I've been wanting to comment on Robert Nardelli's resignation as CEO of Home Depot for some weeks. Actually not the resignation per se, but on one prevalent theme that media commentators have used to explain it. I'll pick on Alan Murray of the Wall Street Journal to start, quoting from his comments on Jan. 4th.
"Some of Mr. Nardelli's numbers were hard to argue with. In six years on the job, he doubled Home Depot's sales and more than doubled its earnings." Mr. Murray then goes on to explain that it was Nardelli's lack of political skills that doomed him more so than performance. To give Mr. Murray credit, he also mentions other performance factors that might have hurt Nardelli as well, including poor stock price returns, and pushing Home Depot into the "low margin wholesale business".
Matt Koppenheffer of the Motley Fool says it more directly. "Had Home Depot's stock price headed up and to the right during Nardelli's term, investors might very well be patting themselves on the back for money well spent on a great executive." Essentially, because the market stubbornly refused to reward Home Depot shareholders for Nardelli's great management, he was forced out, with his only real sin being his arrogance.
Is Home Depot really a better company for Nardelli's efforts? Let's look at the numbers. Nardelli is credited with doubling earnings and sales in six years, a compound annualized growth rate of about 12% per year. But in the single year before Nardelli took over, Home Depot grew sales 26% and earnings almost 50%. At that pace sales would double every three years, not six.
So it's a myth that "Bob Nardelli doubled sales at Home Depot", those sales were doubling whether he was there or not. Sales actually grew much slower under his watch. That's not necessarily bad, Home Depot was growing fast enough that it would soon run into saturation problems. But almost any CEO running Home Depot would have come close to doubling sales, so why credit Bob for that?
And Bob "bought" some of this growth by expanding into areas outside of the Home Depot's greatest area of expertise, retail, into wholesale distribution. You would think this lack of focus could hurt retail execution, and it did. Even worse was Bob's approach to customer service. Nardelli improved margins by hiring less skilled and dedicated employees on the front lines, i.e. by paying less. But those employees were a huge part of the Home Depot brand, which is what made Home Depot successful to begin with. That brand created those high margins, and when Bob reduced that service, he angered his best customers and gave a huge gift to his biggest competitor, Lowes. It's very clear that retail performance, the most important criteria for measuring the CEO of Home Depot, declined under Nardelli's tenure. He as much admitted this when he attempted to stop reporting same store sales in his final year.
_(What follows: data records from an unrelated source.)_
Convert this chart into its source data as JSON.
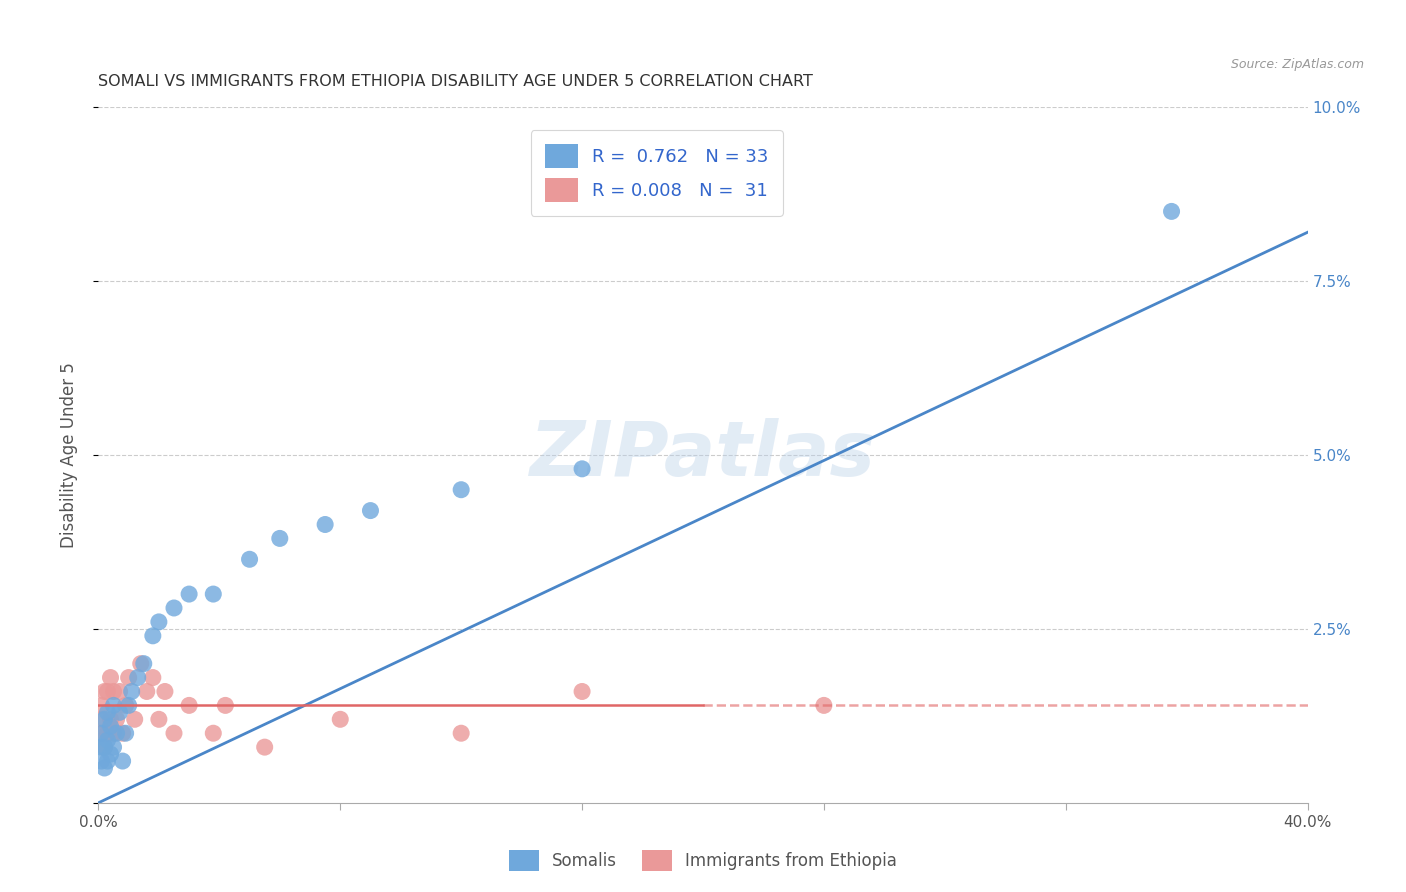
{
  "title": "SOMALI VS IMMIGRANTS FROM ETHIOPIA DISABILITY AGE UNDER 5 CORRELATION CHART",
  "source": "Source: ZipAtlas.com",
  "ylabel": "Disability Age Under 5",
  "xlim": [
    0.0,
    0.4
  ],
  "ylim": [
    0.0,
    0.1
  ],
  "xticks": [
    0.0,
    0.08,
    0.16,
    0.24,
    0.32,
    0.4
  ],
  "yticks": [
    0.0,
    0.025,
    0.05,
    0.075,
    0.1
  ],
  "xtick_labels": [
    "0.0%",
    "",
    "",
    "",
    "",
    "40.0%"
  ],
  "ytick_labels_right": [
    "",
    "2.5%",
    "5.0%",
    "7.5%",
    "10.0%"
  ],
  "watermark": "ZIPatlas",
  "blue_R": "0.762",
  "blue_N": "33",
  "pink_R": "0.008",
  "pink_N": "31",
  "blue_color": "#6fa8dc",
  "pink_color": "#ea9999",
  "blue_line_color": "#4a86c8",
  "pink_line_color": "#e06666",
  "background_color": "#ffffff",
  "grid_color": "#cccccc",
  "somali_x": [
    0.001,
    0.001,
    0.001,
    0.002,
    0.002,
    0.002,
    0.003,
    0.003,
    0.003,
    0.004,
    0.004,
    0.005,
    0.005,
    0.006,
    0.007,
    0.008,
    0.009,
    0.01,
    0.011,
    0.013,
    0.015,
    0.018,
    0.02,
    0.025,
    0.03,
    0.038,
    0.05,
    0.06,
    0.075,
    0.09,
    0.12,
    0.16,
    0.355
  ],
  "somali_y": [
    0.006,
    0.008,
    0.01,
    0.005,
    0.008,
    0.012,
    0.006,
    0.009,
    0.013,
    0.007,
    0.011,
    0.008,
    0.014,
    0.01,
    0.013,
    0.006,
    0.01,
    0.014,
    0.016,
    0.018,
    0.02,
    0.024,
    0.026,
    0.028,
    0.03,
    0.03,
    0.035,
    0.038,
    0.04,
    0.042,
    0.045,
    0.048,
    0.085
  ],
  "ethiopia_x": [
    0.001,
    0.001,
    0.001,
    0.002,
    0.002,
    0.003,
    0.003,
    0.004,
    0.004,
    0.005,
    0.005,
    0.006,
    0.007,
    0.008,
    0.009,
    0.01,
    0.012,
    0.014,
    0.016,
    0.018,
    0.02,
    0.022,
    0.025,
    0.03,
    0.038,
    0.042,
    0.055,
    0.08,
    0.12,
    0.16,
    0.24
  ],
  "ethiopia_y": [
    0.01,
    0.012,
    0.014,
    0.008,
    0.016,
    0.01,
    0.016,
    0.012,
    0.018,
    0.01,
    0.016,
    0.012,
    0.016,
    0.01,
    0.014,
    0.018,
    0.012,
    0.02,
    0.016,
    0.018,
    0.012,
    0.016,
    0.01,
    0.014,
    0.01,
    0.014,
    0.008,
    0.012,
    0.01,
    0.016,
    0.014
  ],
  "blue_line_x": [
    0.0,
    0.4
  ],
  "blue_line_y": [
    0.0,
    0.082
  ],
  "pink_line_x": [
    0.0,
    0.4
  ],
  "pink_line_y": [
    0.014,
    0.014
  ]
}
Nardelli's decisions made Home Depot's results look better in the short run, but the short run is over. So was Bob fired over anger at his pay package, or his arrogance at the last shareholders meeting? Or was it because Bob's "success" appears to have been a short term house of cards built on buying revenues and under-investment in their core business?
CEO's can't directly control the stock price in the short run. But the key decisions they make can create or destroy large amounts of shareholder value, and will eventually be reflected in the stock price. In Bob's case, I think the stock price has clearly reflected how the market perceives his "contributions".